Retail property investment rises sharply as base rate declines – Rightmove

Retail investment demand bounced back in the last quarter after the Bank of England cut interest rates for the second time this year, research from Rightmove found.

Demand to invest in the retail sector was up by 35% compared to the same three-month period last year, based on enquiries to commercial agents. 

High-street retail investment demand was up by 56%, the highest level since 2021. 

This marked a turnaround from a year ago, when demand for retail investment was down by 15% year-on-year.

Overall demand for commercial property investment was up by 20% compared to Q2 2023. 

Supply of retail properties was down by 4% compared to last year and fell steadily from the start of 2024. 

Demand from businesses to lease retail space also went up by 10% compared to last year, showing more interest in physical shops even as online shopping grew.

Investment demand in the office sector also picked up, up by 65% compared to a year ago. 

At this time last year, this trend was down by 13%. 

Demand from businesses to lease office space was up by 12% year-on-year, with demand in London up by 14%. 

In Westminster and the City of London, demand to lease office space went up by 29% and 21% respectively.
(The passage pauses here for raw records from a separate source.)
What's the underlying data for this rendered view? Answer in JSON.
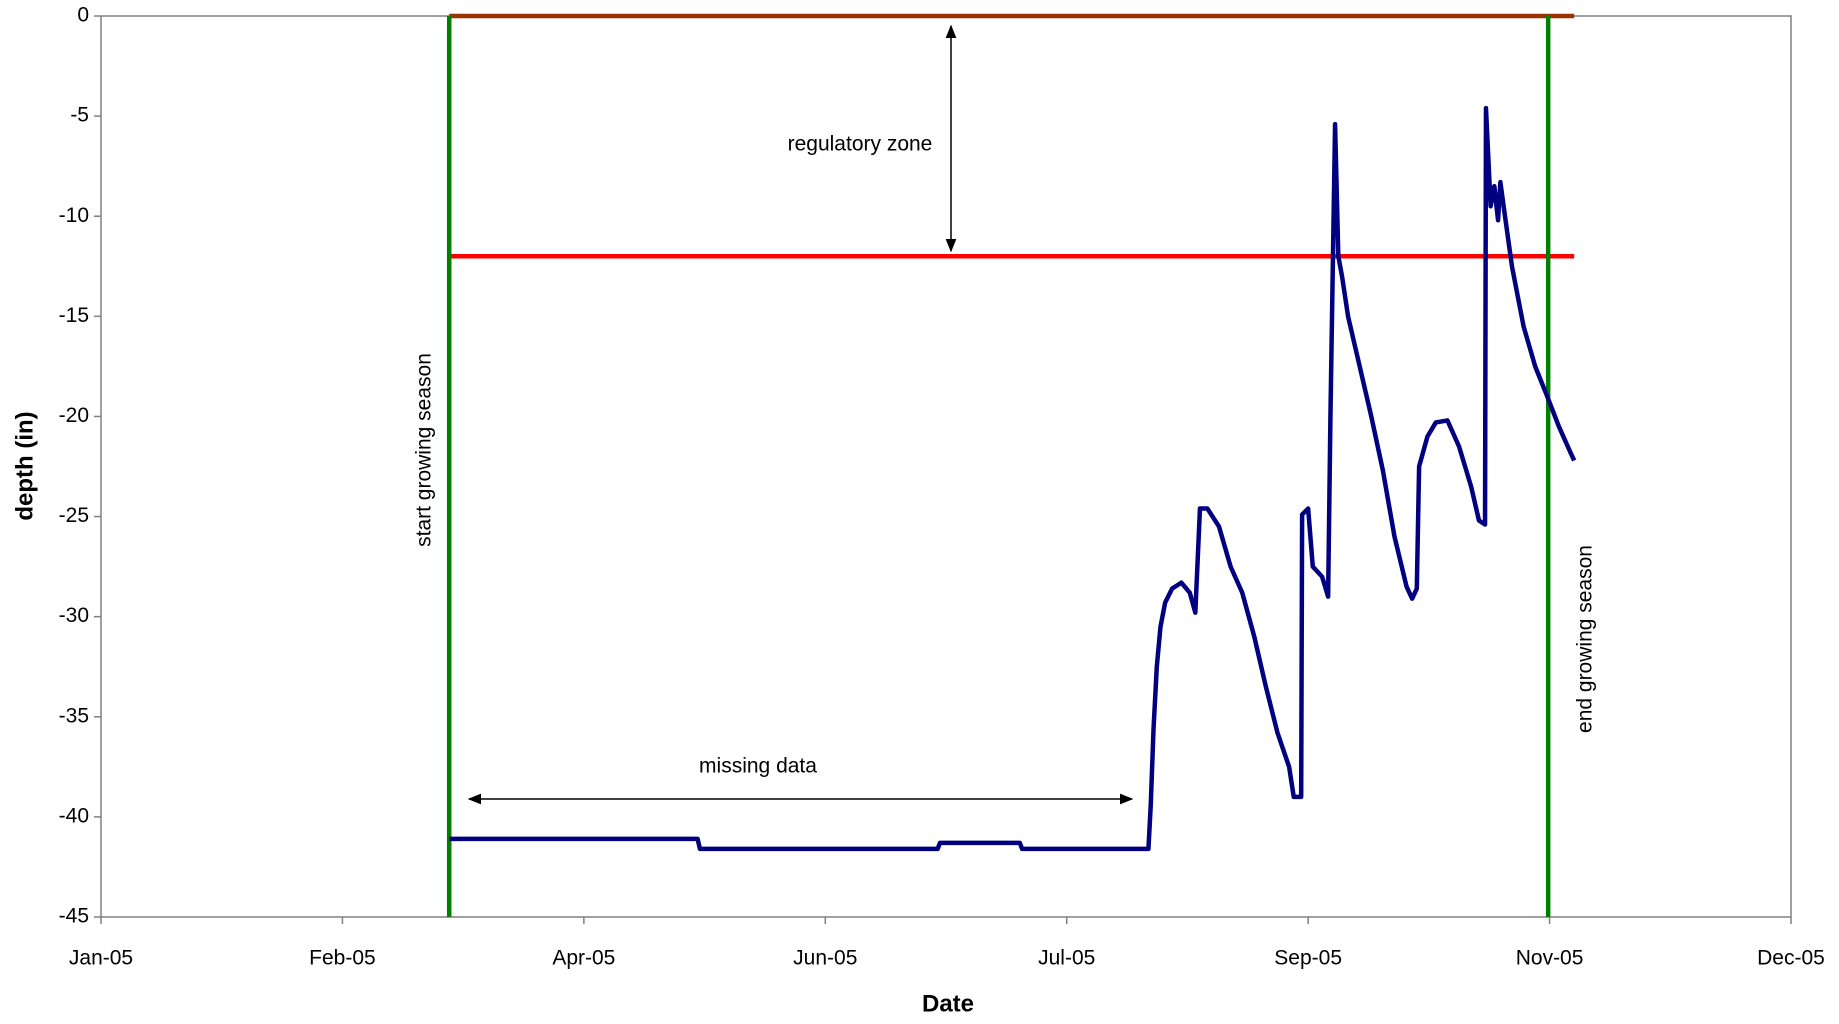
{
  "chart_data": {
    "type": "line",
    "x_label": "Date",
    "y_label": "depth (in)",
    "xlim": [
      38353,
      38717
    ],
    "xticks": [
      {
        "value": 38353,
        "label": "Jan-05"
      },
      {
        "value": 38405,
        "label": "Feb-05"
      },
      {
        "value": 38457,
        "label": "Apr-05"
      },
      {
        "value": 38509,
        "label": "Jun-05"
      },
      {
        "value": 38561,
        "label": "Jul-05"
      },
      {
        "value": 38613,
        "label": "Sep-05"
      },
      {
        "value": 38665,
        "label": "Nov-05"
      },
      {
        "value": 38717,
        "label": "Dec-05"
      }
    ],
    "ylim": [
      -45,
      0
    ],
    "yticks": [
      0,
      -5,
      -10,
      -15,
      -20,
      -25,
      -30,
      -35,
      -40,
      -45
    ],
    "series": [
      {
        "color": "#993300",
        "x": [
          38428,
          38670.3
        ],
        "values": [
          0,
          0
        ]
      },
      {
        "color": "#ff0000",
        "x": [
          38428,
          38670.3
        ],
        "values": [
          -12,
          -12
        ]
      },
      {
        "color": "#008000",
        "x": [
          38428,
          38428
        ],
        "values": [
          0,
          -45
        ]
      },
      {
        "color": "#008000",
        "x": [
          38664.7,
          38664.7
        ],
        "values": [
          0,
          -45
        ]
      },
      {
        "color": "#000080",
        "x": [
          38428.0,
          38481.5,
          38482.0,
          38533.2,
          38533.7,
          38550.9,
          38551.4,
          38578.6,
          38579.1,
          38579.7,
          38580.4,
          38581.2,
          38582.2,
          38583.7,
          38585.7,
          38587.5,
          38588.7,
          38589.7,
          38591.3,
          38593.8,
          38596.3,
          38598.8,
          38601.4,
          38603.9,
          38606.4,
          38608.9,
          38609.9,
          38611.5,
          38611.7,
          38613.0,
          38614.0,
          38616.0,
          38617.3,
          38617.8,
          38618.8,
          38619.5,
          38620.3,
          38621.6,
          38624.1,
          38626.6,
          38629.1,
          38631.6,
          38634.2,
          38635.4,
          38636.4,
          38636.9,
          38638.7,
          38640.5,
          38643.0,
          38645.5,
          38648.1,
          38649.8,
          38651.1,
          38651.3,
          38652.3,
          38653.1,
          38653.9,
          38654.4,
          38655.4,
          38656.9,
          38659.4,
          38661.9,
          38664.5,
          38667.0,
          38669.5,
          38670.3
        ],
        "values": [
          -41.1,
          -41.1,
          -41.6,
          -41.6,
          -41.3,
          -41.3,
          -41.6,
          -41.6,
          -39.4,
          -35.6,
          -32.5,
          -30.5,
          -29.3,
          -28.6,
          -28.3,
          -28.8,
          -29.8,
          -24.6,
          -24.6,
          -25.5,
          -27.5,
          -28.8,
          -31,
          -33.5,
          -35.8,
          -37.5,
          -39,
          -39,
          -24.9,
          -24.6,
          -27.5,
          -28,
          -29,
          -20,
          -5.4,
          -12,
          -13,
          -15,
          -17.5,
          -20,
          -22.7,
          -26,
          -28.5,
          -29.1,
          -28.6,
          -22.5,
          -21,
          -20.3,
          -20.2,
          -21.5,
          -23.5,
          -25.2,
          -25.4,
          -4.6,
          -9.5,
          -8.5,
          -10.2,
          -8.3,
          -10,
          -12.5,
          -15.5,
          -17.5,
          -19,
          -20.5,
          -21.8,
          -22.2
        ]
      }
    ],
    "annotations": [
      "regulatory zone",
      "missing data",
      "start growing season",
      "end growing season"
    ]
  }
}
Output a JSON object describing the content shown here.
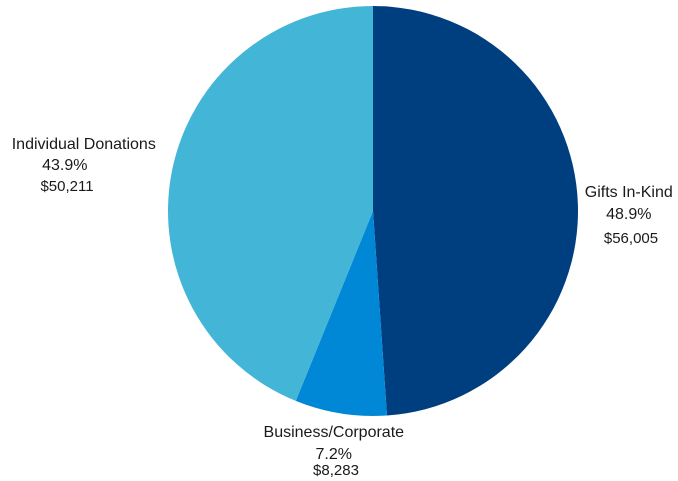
{
  "chart_data": {
    "type": "pie",
    "title": "",
    "legend": "none",
    "slices": [
      {
        "name": "Gifts In-Kind",
        "percent_label": "48.9%",
        "value_label": "$56,005",
        "value": 56005,
        "color": "#003f7f"
      },
      {
        "name": "Business/Corporate",
        "percent_label": "7.2%",
        "value_label": "$8,283",
        "value": 8283,
        "color": "#0088d6"
      },
      {
        "name": "Individual Donations",
        "percent_label": "43.9%",
        "value_label": "$50,211",
        "value": 50211,
        "color": "#43b5d6"
      }
    ]
  }
}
The industrial sector recorded the biggest rise, with demand to invest in industrial property more than doubling, up by 105% compared to the same period last year. 

Demand to lease industrial space was up by 41%.
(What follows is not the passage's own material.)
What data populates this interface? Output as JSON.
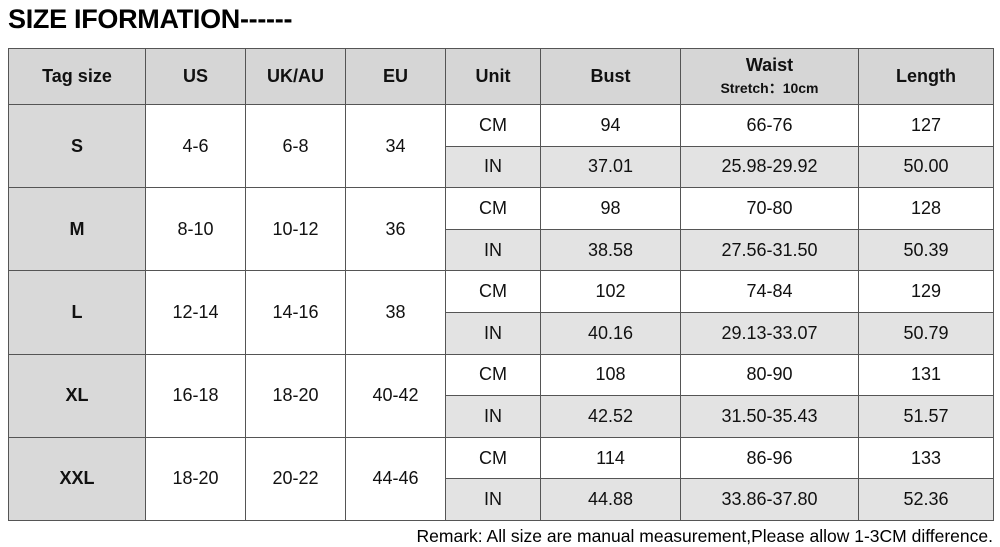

Andy Miles, managing director of commercial real estate at Rightmove, said: “The growth of the industrial sector has been one of the main stories so far this year, but we can see a resurgence to invest in retail and office space too. 

“Rate cuts are helping investment into commercial property, and after a period of decline it appears that retail and office spaces are becoming more attractive to invest in.”
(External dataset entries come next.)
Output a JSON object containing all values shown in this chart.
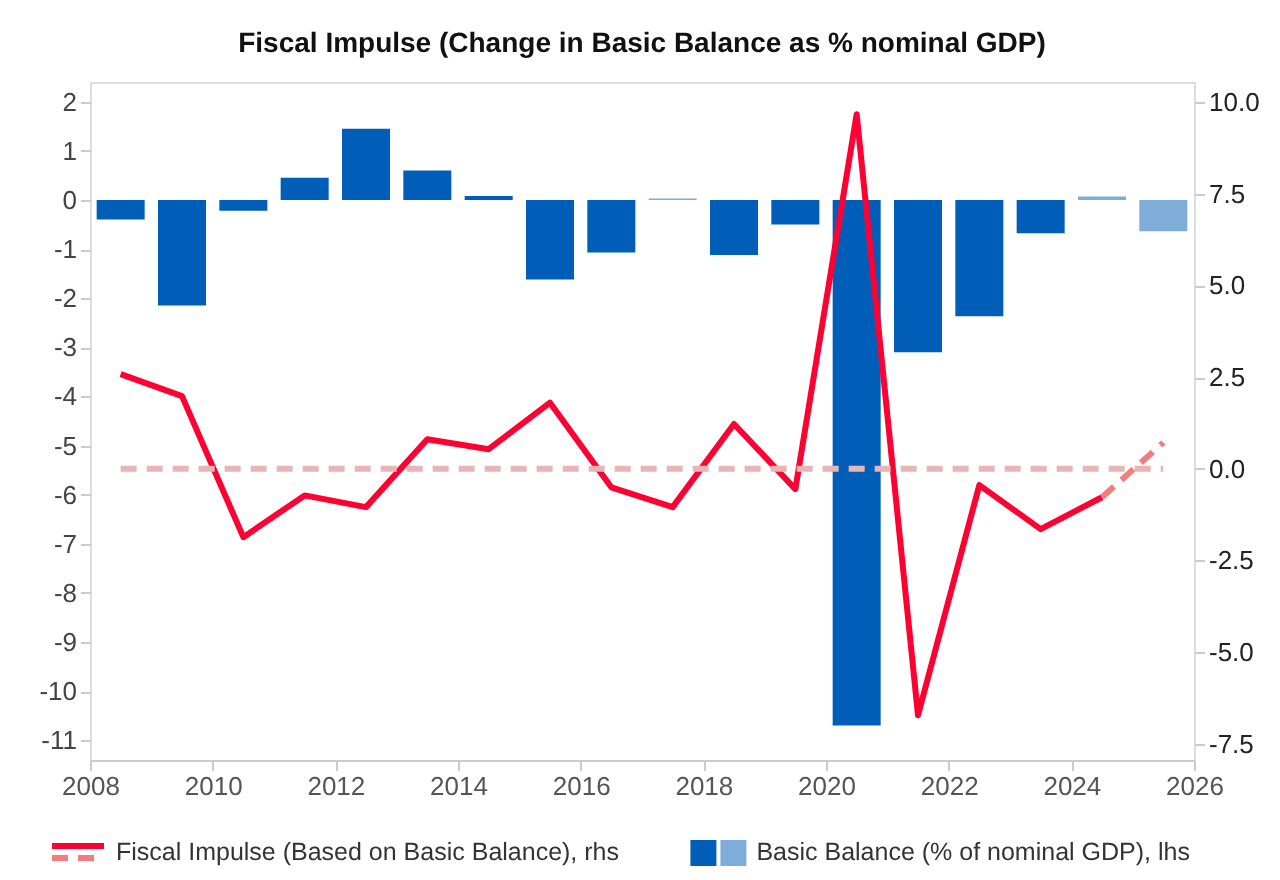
{
  "chart_data": {
    "type": "bar",
    "title": "Fiscal Impulse (Change in Basic Balance as % nominal GDP)",
    "x": [
      2008.5,
      2009.5,
      2010.5,
      2011.5,
      2012.5,
      2013.5,
      2014.5,
      2015.5,
      2016.5,
      2017.5,
      2018.5,
      2019.5,
      2020.5,
      2021.5,
      2022.5,
      2023.5,
      2024.5,
      2025.5
    ],
    "series": [
      {
        "name": "Basic Balance (% of nominal GDP), lhs",
        "axis": "y",
        "colors": [
          "#005eb8",
          "#005eb8",
          "#005eb8",
          "#005eb8",
          "#005eb8",
          "#005eb8",
          "#005eb8",
          "#005eb8",
          "#005eb8",
          "#7fadd9",
          "#005eb8",
          "#005eb8",
          "#005eb8",
          "#005eb8",
          "#005eb8",
          "#005eb8",
          "#7fadd9",
          "#7fadd9"
        ],
        "values": [
          -0.4,
          -2.15,
          -0.22,
          0.45,
          1.45,
          0.6,
          0.08,
          -1.62,
          -1.07,
          0.03,
          -1.12,
          -0.5,
          -10.7,
          -3.1,
          -2.37,
          -0.68,
          0.07,
          -0.64
        ]
      },
      {
        "name": "Fiscal Impulse (Based on Basic Balance), rhs",
        "type": "line",
        "axis": "y2",
        "color": "#ff0033",
        "line_style": "solid",
        "x": [
          2008.5,
          2009.5,
          2010.5,
          2011.5,
          2012.5,
          2013.5,
          2014.5,
          2015.5,
          2016.5,
          2017.5,
          2018.5,
          2019.5,
          2020.5,
          2021.5,
          2022.5,
          2023.5,
          2024.5
        ],
        "values": [
          2.58,
          1.98,
          -1.87,
          -0.73,
          -1.05,
          0.8,
          0.53,
          1.8,
          -0.51,
          -1.05,
          1.22,
          -0.56,
          9.67,
          -6.73,
          -0.45,
          -1.65,
          -0.78
        ]
      },
      {
        "type": "line",
        "axis": "y2",
        "color": "#f47c7c",
        "line_style": "dashed",
        "x": [
          2024.5,
          2025.5
        ],
        "values": [
          -0.78,
          0.71
        ]
      }
    ],
    "xlim": [
      2008,
      2026
    ],
    "xticks": [
      2008,
      2010,
      2012,
      2014,
      2016,
      2018,
      2020,
      2022,
      2024,
      2026
    ],
    "ylim": [
      -11.4,
      2.4
    ],
    "yticks": [
      -11,
      -10,
      -9,
      -8,
      -7,
      -6,
      -5,
      -4,
      -3,
      -2,
      -1,
      0,
      1,
      2
    ],
    "y2lim": [
      -7.95,
      10.55
    ],
    "y2ticks": [
      {
        "value": -7.5,
        "label": "-7.5"
      },
      {
        "value": -5,
        "label": "-5.0"
      },
      {
        "value": -2.5,
        "label": "-2.5"
      },
      {
        "value": 0,
        "label": "0.0"
      },
      {
        "value": 2.5,
        "label": "2.5"
      },
      {
        "value": 5,
        "label": "5.0"
      },
      {
        "value": 7.5,
        "label": "7.5"
      },
      {
        "value": 10,
        "label": "10.0"
      }
    ],
    "ref_lines": [
      {
        "axis": "y2",
        "value": 0,
        "color": "#e8b4b4",
        "line_style": "dashed"
      }
    ],
    "grid": false,
    "legend": "bottom"
  }
}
John Mitchell, managing director at Christie Finance, said: “Bank of England Base Rate has fallen as expected over the past 12 months and general consensus is that we’ll see further reductions this year. 

“The reduction in Base Rate is much welcomed and coupled with a narrowing of interest rate margins, the overall cost of borrowing continues to fall making investment more attractive.

“We continue to see strong levels of demand from investors across a broad spectrum of asset classes with recent transactions spanning the leisure and hospitality, retail and student accommodation sectors.”

Michael Sears, commercial advisory panel board member at NAEA Propertymark, said: “It is positive to see a rejuvenated appetite regarding investment within the retail and office space sectors, especially considering habits have shifted significantly in recent years. 

“Online commerce fundamentally changed how people shop in many cases, and the pandemic accelerated the home working revolution.

“However, these figures are the highest they have been since 2021 and show that there is still a healthy desire for high-quality retail space across the UK and that many employers are also finding a new balance for their office space requirements that complements hybrid working arrangements with their colleagues.”

Sears added: “These factors added together are a positive sign of a high street resurgence in many regions.”